"Virtual Reality is the Zoom of the future," says Assistant Professor Catherine Dumas. Simmons SLIS is on the cutting edge of using broadly accessible Virtual Reality (VR) technology as a general pedagogic tool.
Dumas, along with Assistant Professor Rachel Williams, Associate Professor Lydia Ogden and Dr. Lukasz Porwol (University of Galway), submitted a full proposal for an IMLS grant for their project, "Assessing the Usability and Effectiveness of Virtual Reality Training in Public Library Services," to the Laura Bush 21st Century Librarian Program (LB21).
"This grant is for using VR to train public librarians and staff on crisis management and de-escalation techniques," says Dumas. "We conducted a study with ten SLIS students, offering a role-playing workshop inside VR. The students watched us act out a scenario in VR of a library patron experiencing delusions." Joanna Flanagan '22MS, their graduate research assistant, played the patron in crisis. Assistant Professor Rachel Williams played the librarian avatar who defused the situation, and students were able to see it in action. Then students were able to role-play another scenario in VR to practice the techniques they had just learned. Nine out of ten students were able to successfully de-escalate the situation.
"There is a lot of analysis going on about the usability of headsets in this environment," notes Dumas. "We evaluate how confident the user feels in dealing with someone with mental illness, and their empathy level. We found that users' confidence and empathy increased after training."
Dumas and her colleagues would like to offer this training to public libraries and iSchools in four different regions in the U.S. If they receive the IMLS grant, they will train librarians who can then use the technology to train their staff. "They will need to get headsets but they aren't that expensive anymore," notes Dumas, "and they don't need many of them if they want to train one person at a time."
"We're involving our students in our studies, too, so they are getting exposed to this work as well." Dumas worked with SLIS PhD candidates Zhan Hu '16MS and Jie Jiang to complete a pilot study with three SLIS students, and will recruit 27 more to be participants this semester for their VR Collaboration project "Incorporating Social VR Technology in Graduate Students' Collaborative Work: A Comparative User Experience Study of "Horizon Workroom."" SLIS graduate student Katie Kim '23MS just joined the team and will be helping with the future user sessions.
"Rachel and I really want to get into the classrooms with the VR," says Dumas. "We could offer a practice reference interview in VR. It's low stakes but it feels real because you are actually doing role play with another person.
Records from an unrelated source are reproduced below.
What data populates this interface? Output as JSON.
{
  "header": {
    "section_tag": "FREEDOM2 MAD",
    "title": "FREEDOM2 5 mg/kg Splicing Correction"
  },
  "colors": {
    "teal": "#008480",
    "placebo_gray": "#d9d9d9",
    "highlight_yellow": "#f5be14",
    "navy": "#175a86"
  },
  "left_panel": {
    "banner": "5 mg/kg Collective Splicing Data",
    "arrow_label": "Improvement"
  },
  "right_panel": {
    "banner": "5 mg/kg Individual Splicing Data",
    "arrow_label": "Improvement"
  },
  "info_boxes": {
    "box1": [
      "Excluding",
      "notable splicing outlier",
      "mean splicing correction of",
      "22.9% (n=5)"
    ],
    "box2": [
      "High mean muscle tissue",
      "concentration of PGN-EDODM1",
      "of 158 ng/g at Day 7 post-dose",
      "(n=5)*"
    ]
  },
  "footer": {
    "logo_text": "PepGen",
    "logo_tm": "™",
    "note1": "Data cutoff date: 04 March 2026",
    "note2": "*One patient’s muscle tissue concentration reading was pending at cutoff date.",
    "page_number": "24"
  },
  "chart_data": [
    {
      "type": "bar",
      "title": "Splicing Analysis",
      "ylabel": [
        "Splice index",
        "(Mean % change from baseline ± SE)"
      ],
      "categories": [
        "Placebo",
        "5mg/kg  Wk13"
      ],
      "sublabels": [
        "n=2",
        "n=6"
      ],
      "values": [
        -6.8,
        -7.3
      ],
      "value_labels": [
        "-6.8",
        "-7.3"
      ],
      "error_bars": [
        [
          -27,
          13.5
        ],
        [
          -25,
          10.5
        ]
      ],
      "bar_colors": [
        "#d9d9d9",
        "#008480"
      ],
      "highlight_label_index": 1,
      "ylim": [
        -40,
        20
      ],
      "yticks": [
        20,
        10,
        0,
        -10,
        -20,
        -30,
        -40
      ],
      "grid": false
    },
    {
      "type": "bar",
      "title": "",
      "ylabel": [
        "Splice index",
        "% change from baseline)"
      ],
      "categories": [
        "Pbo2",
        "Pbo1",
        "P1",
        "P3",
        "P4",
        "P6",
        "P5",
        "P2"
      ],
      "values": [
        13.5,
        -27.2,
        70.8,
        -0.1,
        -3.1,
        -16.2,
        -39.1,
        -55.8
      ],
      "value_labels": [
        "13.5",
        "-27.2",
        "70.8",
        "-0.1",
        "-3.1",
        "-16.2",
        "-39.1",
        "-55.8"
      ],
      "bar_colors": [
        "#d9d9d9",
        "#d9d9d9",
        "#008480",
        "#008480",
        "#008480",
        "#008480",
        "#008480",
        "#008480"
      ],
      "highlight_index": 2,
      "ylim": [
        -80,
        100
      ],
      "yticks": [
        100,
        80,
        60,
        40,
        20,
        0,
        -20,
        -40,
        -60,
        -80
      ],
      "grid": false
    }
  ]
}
We could offer opportunities to practice public speaking in VR, to give people the tools to overcome their nerves. We could also teach people strategies to appropriately set and maintain boundaries by offering role-playing through VR."
There are other ways that VR headsets are being used in SLIS classrooms. Students in Professor Rong Tang's Usability class this semester attended a virtual presentation of the collaboration study given by Dumas, Hu and Jiang in the Horizon Workroom environment.
While Dumas and her colleagues are focused on integrating VR into LIS classrooms right now, she sees an opportunity for other disciplines to get involved. "There is definitely an opportunity for computer science [CS] students to use this technology, especially in courses cross-listed between CS and SLIS. We are bringing the VR headsets to SharkHack [April 1, on campus] and offering demonstrations."
Dumas is also the Faculty Advisor for the SLIS student groups UXPA and ASIS&T. Both UXPA & ASIST are co-planning a VR game night that will be held sometime in April with the Oculus Quest 2 headsets that Dumas has in her UX and Immersive Technologies Lab at SLIS.
Catherine's tips for first-time VR users:
- We suggest that students sit, not walk around. For our purposes, they aren't moving physically, only in VR.
- Make sure the headset is fitting properly, not too tight or too loose.
- If you move around too quickly in the VR room, that's how you get dizzy. Take it slow and get oriented. It's really fun!